In this example human peripheral blood monocytes were incubated with nothing, anti-CD4 (TRX1) human IgG or aglycosyl CD8 antibody for 3, 4, or 5 days. RNA was analyzed by qualitative PCR for the levels of FcγRIIa and FγgRIIB message. TRX1 incubation was found to increase the level of FcγRIIa and FcγRIIb message.

TRX1-treated human monocyte/macrophages were also stained for CD14, CD83, CD16, CD32, CD80, CD86, MHCII, CD11b, CD62L, CCR2, and CXCR4. The phenotype of the treated cells was determined to be CD14 dim with reduced expression of CD86, CD11b, CCR2 and CXCR4. The cells had increased expression of CC16 (FcγRIII), CD32 (FcγRII) and MHC class II. The maximum effect on expression of FcγRIIb (which is known to inhibit inflammatory signals delivered by FcγRIIa and FcγRIII) was observed after 4 to 7 days.

CD4 treated murine monocyte/macrophages also made lower amounts of inflammatory cytokines (e.g., IL4, IFNγ, GM-CSF) and more cytokines associated with development of Treg cells (e.g., IL-10 and TGFβ).

Human monocytes were prepared from whole blood by isolating PBMC on Ficoll and then separating the monocytes from the lymphocytes using a negative selection kit composed of magnetic beads coupled with antibodies recognizing all cells types but monocytes and then removal of the tagged cells on a MACS cell sorting machine. Purified monocytes were incubated with nothing, human IgG (100 ug/ml or 50 ug/ml), TRX1 (50 ug/ml or 10 ug/ml) or aglycosyl anti-human CD8 antibody (50 ug/ml or 10 ug/ml) for 5 days. At that point, the cells were washed 3 times in fresh medium to remove any residual antibody and plated with allogenic purified human T cells (also purified using magnetic beads in a negative selection process) at a ratio of 2 T cells: 1 monocyte. After 5 days the cultures were fed with medium containing 3H-thymidine to measure dividing cells and cultures were harvested 18 hrs later. Data were expressed as the percent of thymidine incorporated in wells containing untreated monocytes and T cells. While anti-CD8 antibody had no effect on the MLR response (or slightly increased the response) anti-TRX1 at both 50 and 10 ug/ml reduced the response to levels below 20% of control. The human IgG at 50 ug/ml response was about 90% of control.

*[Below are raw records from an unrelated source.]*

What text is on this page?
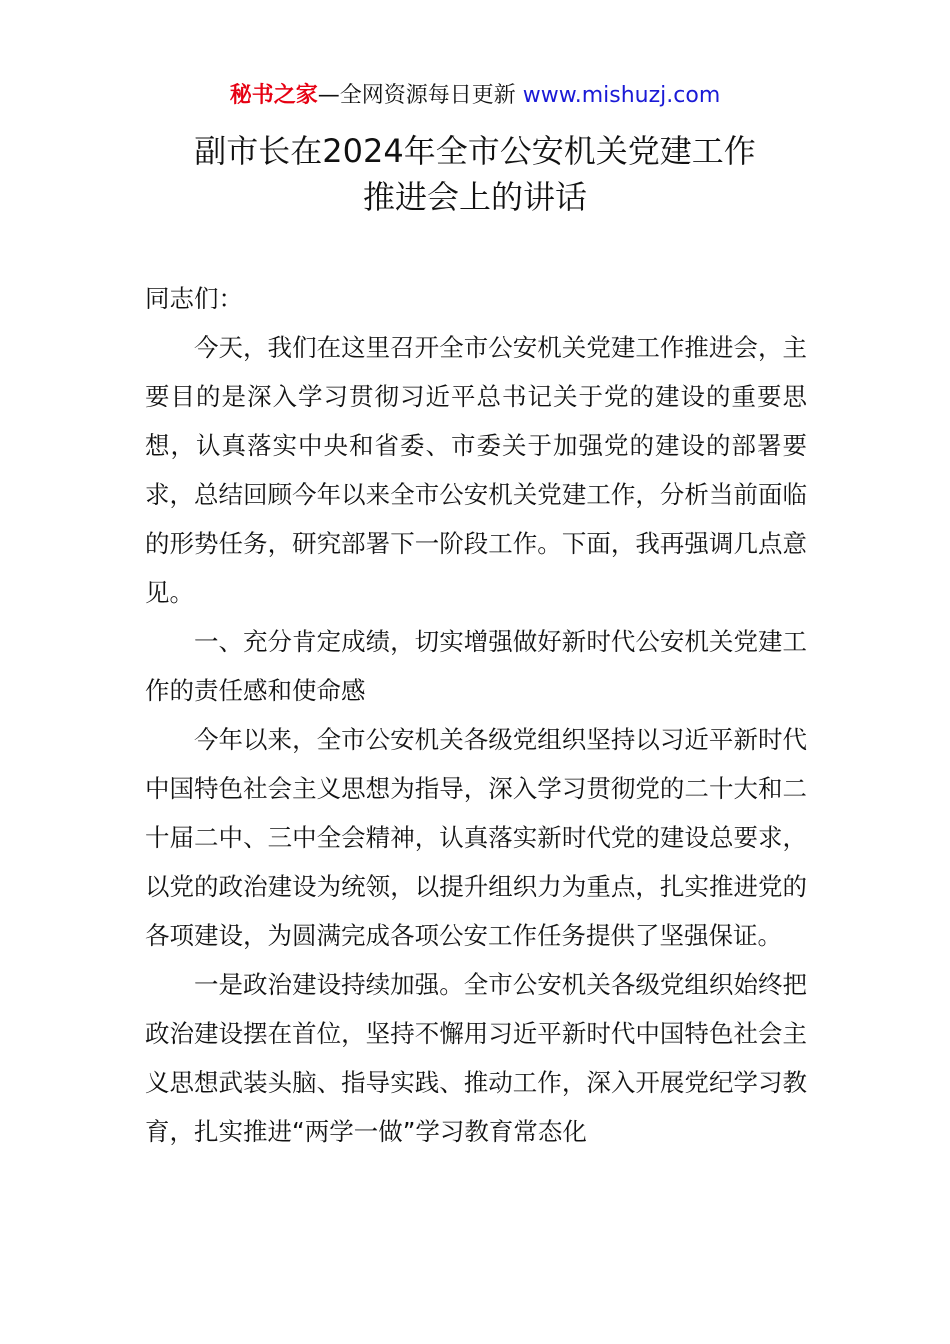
秘书之家—全网资源每日更新 www.mishuzj.com
副市长在2024年全市公安机关党建工作
推进会上的讲话

同志们：

今天，我们在这里召开全市公安机关党建工作推进会，主要目的是深入学习贯彻习近平总书记关于党的建设的重要思想，认真落实中央和省委、市委关于加强党的建设的部署要求，总结回顾今年以来全市公安机关党建工作，分析当前面临的形势任务，研究部署下一阶段工作。下面，我再强调几点意见。

一、充分肯定成绩，切实增强做好新时代公安机关党建工作的责任感和使命感

今年以来，全市公安机关各级党组织坚持以习近平新时代中国特色社会主义思想为指导，深入学习贯彻党的二十大和二十届二中、三中全会精神，认真落实新时代党的建设总要求，以党的政治建设为统领，以提升组织力为重点，扎实推进党的各项建设，为圆满完成各项公安工作任务提供了坚强保证。

一是政治建设持续加强。全市公安机关各级党组织始终把政治建设摆在首位，坚持不懈用习近平新时代中国特色社会主义思想武装头脑、指导实践、推动工作，深入开展党纪学习教育，扎实推进“两学一做”学习教育常态化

Numerous modifications and variations of the invention are possible in light of the above teachings; therefore, within the scope of the appended claims, the invention may be practiced otherwise than as particularly described.

Equivalents

Those skilled in the art will recognize, or be able to ascertain using no more than routine experimentation, numerous equivalents to the specific polypeptides, nucleic acids, methods, assays and reagents described herein. Such equivalents are considered to be within the scope of this invention and are covered by the following claims.